• Twitter
  • Facebook
News-Sentinel.com Your Town. Your Voice.
Opening Arguments

A gestalt shift

I've been reading everything I can on the Supreme Court's Obamacare ruling, and it seems to amount mostly to cries of foul from conservatives and a great deal of gloating by liberals. About the best analysis I've seen so far is by Larry Slolum at the Legal Theory Blog, who says it represents a "gestalt shift" in constitutional law rather than the "tectonic shift" invalidating the mandate (instead of merely renaming it a tax) would have been:

But there is an alternative explanation.  There is an alternative gestalt concerning the New Deal Settlement.  For many years, some legal scholars had advanced an alternative reading of the key cases uphold New Deal legislation.  On this alternative reading, the New Deal decisions were seen as representing the high water mark of federal power.  Although the New Deal represented a massive expansion of the role of the federal government, it actually left a huge amount of legislative power to the states.  On the alternative gestalt, the power of the federal government is limited to the enumerated powers in Section Eight of Article One, plus the New Deal additions.  These are huge, but not plenary and unlimited.

Today, it became clear that four of the Supreme Court's nine justices reject the academic consensus.  As Justice Kennedy states in his dissent joined by Scalia, Thomas, and Alito:

"In our view, the entire Act before us is invalid in its entirety."

The alternative gestalt is no longer an outlier, a theory endorsed by a few eccentric professors and one odd justice of the Supreme Court.  And because Justice Roberts believes that the mandate is not a valid exercise of the commerce clause (but is valid if interpreted as a tax), he has left open the possibility that there is a fifth justice who endorses the alternative gestalt.

We are only minutes into a long process of digesting the Health Care Decision.  But in my opinion, one thing is clear.  Things are now "up for grabs" in a way that no one anticipated when the saga of the constitutional challenge to the Affordable Care Act began.

If he's right, the debate that's begun in the country over how much power the federal government should have is going on at the Supreme Court level, too. And if his optimism is justified, it is by no means settled that the acculumation of federal power will continue.


Thu, 06/28/2012 - 2:48pm

In a way I disagree with the opinion of Chief Justice Roberts on the healthcare bill known as ObamaCare.  It's kind of the same way that I would have disagreed with Chief Justice Taney in his 1857 Dred Scott v.

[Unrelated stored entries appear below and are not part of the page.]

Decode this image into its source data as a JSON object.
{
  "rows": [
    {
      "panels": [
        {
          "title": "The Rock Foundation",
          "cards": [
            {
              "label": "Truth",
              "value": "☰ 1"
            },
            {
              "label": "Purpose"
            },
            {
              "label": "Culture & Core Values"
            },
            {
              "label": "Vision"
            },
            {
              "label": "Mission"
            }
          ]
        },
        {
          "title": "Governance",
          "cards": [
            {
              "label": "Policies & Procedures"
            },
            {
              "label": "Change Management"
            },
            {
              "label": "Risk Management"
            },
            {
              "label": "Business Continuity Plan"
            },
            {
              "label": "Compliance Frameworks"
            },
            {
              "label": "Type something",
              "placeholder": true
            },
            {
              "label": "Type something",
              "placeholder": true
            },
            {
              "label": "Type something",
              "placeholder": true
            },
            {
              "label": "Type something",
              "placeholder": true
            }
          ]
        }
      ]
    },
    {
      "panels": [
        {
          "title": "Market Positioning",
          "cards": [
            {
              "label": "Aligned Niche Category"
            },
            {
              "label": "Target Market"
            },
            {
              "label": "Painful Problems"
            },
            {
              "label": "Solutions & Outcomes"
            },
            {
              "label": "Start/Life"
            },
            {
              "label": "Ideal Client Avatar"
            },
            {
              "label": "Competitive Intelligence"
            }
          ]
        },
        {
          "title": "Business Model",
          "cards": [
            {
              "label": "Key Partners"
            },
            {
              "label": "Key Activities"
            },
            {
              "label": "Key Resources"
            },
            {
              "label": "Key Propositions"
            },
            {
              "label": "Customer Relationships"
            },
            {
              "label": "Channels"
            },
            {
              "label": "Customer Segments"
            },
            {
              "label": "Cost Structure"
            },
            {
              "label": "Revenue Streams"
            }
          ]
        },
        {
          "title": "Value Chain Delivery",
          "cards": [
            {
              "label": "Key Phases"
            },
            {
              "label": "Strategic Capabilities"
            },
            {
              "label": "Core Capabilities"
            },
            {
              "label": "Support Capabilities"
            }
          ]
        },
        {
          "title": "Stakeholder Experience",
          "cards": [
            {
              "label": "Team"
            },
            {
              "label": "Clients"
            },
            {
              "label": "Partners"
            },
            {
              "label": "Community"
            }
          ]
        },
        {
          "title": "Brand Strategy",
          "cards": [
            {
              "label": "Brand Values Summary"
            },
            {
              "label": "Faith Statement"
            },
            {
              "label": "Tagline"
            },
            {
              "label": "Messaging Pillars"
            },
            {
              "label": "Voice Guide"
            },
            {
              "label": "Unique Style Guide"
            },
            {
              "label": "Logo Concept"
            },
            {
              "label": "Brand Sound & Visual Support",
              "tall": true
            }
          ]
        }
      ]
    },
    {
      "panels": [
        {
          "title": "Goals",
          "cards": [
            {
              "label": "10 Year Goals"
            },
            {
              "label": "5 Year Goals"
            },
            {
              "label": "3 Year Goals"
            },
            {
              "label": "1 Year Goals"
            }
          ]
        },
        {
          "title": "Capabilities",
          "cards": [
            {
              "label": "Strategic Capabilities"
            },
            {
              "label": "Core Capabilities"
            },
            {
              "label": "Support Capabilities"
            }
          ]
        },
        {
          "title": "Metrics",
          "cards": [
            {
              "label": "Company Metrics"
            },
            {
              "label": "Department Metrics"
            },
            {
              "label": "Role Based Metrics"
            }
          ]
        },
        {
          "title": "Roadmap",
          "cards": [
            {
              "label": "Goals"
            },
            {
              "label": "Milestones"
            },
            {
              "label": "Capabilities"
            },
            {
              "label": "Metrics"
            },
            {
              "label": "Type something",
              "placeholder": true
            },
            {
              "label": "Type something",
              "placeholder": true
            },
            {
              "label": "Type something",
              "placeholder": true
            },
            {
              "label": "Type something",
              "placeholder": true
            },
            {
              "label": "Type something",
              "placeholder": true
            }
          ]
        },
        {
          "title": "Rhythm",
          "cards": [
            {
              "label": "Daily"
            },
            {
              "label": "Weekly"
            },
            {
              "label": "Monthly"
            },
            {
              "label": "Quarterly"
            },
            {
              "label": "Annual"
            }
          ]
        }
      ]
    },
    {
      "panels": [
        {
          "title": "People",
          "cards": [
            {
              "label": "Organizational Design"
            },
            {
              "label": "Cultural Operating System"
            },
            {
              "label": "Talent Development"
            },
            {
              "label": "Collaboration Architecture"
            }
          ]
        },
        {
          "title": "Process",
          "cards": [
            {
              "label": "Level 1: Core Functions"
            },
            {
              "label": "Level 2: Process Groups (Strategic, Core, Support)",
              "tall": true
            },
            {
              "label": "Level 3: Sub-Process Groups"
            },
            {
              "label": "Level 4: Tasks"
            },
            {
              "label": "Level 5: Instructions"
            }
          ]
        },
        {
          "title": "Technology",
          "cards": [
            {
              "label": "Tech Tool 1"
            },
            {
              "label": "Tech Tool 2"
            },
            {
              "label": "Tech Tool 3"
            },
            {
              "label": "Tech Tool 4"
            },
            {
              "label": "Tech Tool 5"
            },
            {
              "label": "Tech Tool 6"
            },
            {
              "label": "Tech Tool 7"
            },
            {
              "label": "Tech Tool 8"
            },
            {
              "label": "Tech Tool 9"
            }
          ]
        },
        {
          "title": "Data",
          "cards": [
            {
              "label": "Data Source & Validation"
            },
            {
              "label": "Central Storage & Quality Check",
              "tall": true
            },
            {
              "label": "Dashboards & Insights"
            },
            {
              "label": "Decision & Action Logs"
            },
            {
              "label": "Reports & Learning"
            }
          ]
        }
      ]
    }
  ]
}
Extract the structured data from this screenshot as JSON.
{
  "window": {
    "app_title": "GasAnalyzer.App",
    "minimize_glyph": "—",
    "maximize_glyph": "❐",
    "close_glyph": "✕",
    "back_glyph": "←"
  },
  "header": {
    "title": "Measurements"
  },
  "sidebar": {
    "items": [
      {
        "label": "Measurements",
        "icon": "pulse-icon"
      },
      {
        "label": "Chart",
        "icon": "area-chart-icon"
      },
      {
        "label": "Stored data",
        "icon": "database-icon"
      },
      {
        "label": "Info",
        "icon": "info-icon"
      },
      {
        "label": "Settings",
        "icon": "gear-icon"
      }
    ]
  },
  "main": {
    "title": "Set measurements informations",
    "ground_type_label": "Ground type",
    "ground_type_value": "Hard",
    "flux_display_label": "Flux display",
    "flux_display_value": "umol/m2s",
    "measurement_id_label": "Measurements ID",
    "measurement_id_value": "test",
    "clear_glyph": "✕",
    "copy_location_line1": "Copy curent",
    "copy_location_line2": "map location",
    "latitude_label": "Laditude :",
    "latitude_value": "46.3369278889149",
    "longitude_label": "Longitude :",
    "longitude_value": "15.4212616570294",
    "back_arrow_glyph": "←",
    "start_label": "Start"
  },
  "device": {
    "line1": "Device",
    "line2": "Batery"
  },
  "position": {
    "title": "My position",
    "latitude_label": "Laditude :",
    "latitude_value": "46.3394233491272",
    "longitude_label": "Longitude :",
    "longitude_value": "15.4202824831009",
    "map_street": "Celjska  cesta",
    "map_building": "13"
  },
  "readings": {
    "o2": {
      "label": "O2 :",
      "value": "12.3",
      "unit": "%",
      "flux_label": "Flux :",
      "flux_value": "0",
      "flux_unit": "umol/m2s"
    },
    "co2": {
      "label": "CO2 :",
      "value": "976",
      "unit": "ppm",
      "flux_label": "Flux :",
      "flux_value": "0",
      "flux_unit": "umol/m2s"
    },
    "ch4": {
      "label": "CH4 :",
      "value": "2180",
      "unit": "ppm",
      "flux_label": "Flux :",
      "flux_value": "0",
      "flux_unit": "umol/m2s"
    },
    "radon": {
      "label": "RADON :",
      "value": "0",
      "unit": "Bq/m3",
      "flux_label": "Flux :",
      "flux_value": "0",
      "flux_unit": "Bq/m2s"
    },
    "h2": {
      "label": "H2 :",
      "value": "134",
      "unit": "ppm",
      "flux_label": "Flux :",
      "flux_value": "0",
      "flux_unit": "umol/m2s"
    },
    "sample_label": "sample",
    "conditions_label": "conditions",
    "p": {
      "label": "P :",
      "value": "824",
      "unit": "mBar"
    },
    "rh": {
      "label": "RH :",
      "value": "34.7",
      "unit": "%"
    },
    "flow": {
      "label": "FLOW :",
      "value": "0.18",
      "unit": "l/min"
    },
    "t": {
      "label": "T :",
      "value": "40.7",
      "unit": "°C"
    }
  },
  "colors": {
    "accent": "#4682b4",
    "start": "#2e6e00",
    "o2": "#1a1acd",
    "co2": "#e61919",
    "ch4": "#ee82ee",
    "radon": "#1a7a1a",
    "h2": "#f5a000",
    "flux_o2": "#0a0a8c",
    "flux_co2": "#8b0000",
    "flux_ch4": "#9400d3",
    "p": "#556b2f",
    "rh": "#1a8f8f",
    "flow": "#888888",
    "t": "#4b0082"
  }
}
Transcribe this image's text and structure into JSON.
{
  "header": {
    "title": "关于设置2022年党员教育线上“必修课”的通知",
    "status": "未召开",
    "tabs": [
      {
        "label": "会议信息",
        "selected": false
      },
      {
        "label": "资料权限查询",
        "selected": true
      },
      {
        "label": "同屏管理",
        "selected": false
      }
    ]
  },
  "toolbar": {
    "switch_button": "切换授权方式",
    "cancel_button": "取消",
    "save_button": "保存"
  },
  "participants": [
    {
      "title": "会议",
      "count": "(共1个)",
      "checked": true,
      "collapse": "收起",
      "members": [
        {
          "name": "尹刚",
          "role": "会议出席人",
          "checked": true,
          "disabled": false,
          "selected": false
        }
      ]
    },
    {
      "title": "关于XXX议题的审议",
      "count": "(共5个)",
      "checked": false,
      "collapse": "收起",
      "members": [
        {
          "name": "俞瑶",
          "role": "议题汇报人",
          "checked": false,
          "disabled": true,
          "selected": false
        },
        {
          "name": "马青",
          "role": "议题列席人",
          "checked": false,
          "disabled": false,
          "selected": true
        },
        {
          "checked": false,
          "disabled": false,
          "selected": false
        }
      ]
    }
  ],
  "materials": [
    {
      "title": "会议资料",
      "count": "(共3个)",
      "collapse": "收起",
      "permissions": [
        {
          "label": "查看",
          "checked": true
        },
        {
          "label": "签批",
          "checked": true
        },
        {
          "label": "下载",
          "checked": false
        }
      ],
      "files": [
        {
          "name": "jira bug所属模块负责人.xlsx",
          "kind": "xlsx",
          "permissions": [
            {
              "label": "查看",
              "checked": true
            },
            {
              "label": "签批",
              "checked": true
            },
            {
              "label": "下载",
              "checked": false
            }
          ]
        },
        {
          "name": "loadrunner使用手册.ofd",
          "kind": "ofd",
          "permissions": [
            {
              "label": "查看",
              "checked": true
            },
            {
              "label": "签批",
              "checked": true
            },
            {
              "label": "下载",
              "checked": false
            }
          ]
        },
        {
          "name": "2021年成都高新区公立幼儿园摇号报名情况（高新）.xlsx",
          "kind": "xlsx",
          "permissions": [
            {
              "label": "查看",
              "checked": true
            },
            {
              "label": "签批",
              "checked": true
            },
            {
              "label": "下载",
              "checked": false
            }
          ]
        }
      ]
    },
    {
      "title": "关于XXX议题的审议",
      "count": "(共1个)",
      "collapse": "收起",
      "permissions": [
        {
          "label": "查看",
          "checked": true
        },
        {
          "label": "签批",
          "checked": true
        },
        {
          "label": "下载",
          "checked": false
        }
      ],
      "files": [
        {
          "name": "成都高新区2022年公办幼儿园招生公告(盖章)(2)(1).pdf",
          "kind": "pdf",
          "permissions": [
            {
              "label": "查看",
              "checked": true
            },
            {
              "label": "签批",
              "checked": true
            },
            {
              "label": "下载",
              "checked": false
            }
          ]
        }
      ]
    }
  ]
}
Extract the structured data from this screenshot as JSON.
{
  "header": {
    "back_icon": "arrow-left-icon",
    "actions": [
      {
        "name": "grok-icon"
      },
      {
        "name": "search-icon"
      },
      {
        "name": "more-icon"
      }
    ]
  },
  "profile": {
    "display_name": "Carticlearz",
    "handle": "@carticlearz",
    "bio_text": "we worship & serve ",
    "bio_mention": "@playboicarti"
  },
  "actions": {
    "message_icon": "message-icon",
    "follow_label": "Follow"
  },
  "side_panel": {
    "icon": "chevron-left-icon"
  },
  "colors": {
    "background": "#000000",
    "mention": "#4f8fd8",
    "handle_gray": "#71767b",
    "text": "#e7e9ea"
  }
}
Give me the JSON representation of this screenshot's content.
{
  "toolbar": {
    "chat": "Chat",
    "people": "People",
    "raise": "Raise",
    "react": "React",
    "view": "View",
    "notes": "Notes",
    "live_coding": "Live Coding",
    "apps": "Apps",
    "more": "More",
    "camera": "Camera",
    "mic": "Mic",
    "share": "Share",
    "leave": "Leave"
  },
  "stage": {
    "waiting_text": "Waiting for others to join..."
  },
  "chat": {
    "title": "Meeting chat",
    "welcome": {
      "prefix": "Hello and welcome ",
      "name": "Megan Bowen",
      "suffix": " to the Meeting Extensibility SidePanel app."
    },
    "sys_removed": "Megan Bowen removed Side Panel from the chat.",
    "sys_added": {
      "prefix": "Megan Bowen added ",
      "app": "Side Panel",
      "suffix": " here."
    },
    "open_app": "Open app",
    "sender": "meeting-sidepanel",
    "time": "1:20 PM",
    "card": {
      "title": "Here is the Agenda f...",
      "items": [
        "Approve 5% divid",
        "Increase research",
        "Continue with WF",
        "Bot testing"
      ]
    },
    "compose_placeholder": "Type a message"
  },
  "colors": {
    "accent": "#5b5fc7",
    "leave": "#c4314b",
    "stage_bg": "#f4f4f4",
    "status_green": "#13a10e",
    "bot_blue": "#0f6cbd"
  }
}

Sanford opinion.  In a way they both aren't right, but the angles they used could be constitutional.  The later outcome could be the same result.  A secession of one or more states.  The Roberts and the Taney decisions are just as equally huge and evil.

The United States is a voluntary union.  The people in a state have to believe there are advantages to staying.

The Republicans might want to consider a constitutional amendment to address the taxation clause and the 75 year old bogus commerce clause in the Constitution.

Christopher Swing
Thu, 06/28/2012 - 3:27pm

Ah, dragging the laughable Breitbart hyperbole into it, I see.

Thu, 06/28/2012 - 5:15pm

I have seen virtually no gloating by liberals. Frankly, we thought we'd lose this one. But I've seen plenty of hyperbole from the right. Romney is spitting about how he'll repeal this on day one. Is he so stupid he doesn't know what the president can't do?

I realize Tim will attempt to drag me into a bet over this, but I think this ruling pretty much guaranteed Obama's re-election. Americans love a winner. That and falling gasoline prices.

tim zank
Thu, 06/28/2012 - 7:33pm

The biggest "damage" done by this decision is to the Democrat Party "brand".  Barry & Dems sold Obamacare, on tape (see the Stephanopolis interview in particular) denying it was a tax.  He lied, they lied, you lied and now you all have to convince all those middle class middle of the road dems and indies that voted for hope and change that this new enormous tax increase is necessary. 

As of today, all those regular working stiffs (but not the unemployed recipient class or the illegals, only those of us with jobs) were handed the single largest tax increase in history. What you think was a gift from Roberts is in effect a noose around your neck.

You have short memories,  the 2010 rout wasn't very long ago, and the mood out there is not one of hope and change anymore among working people, it's one of WTF happened?

Good times in November kids, good times!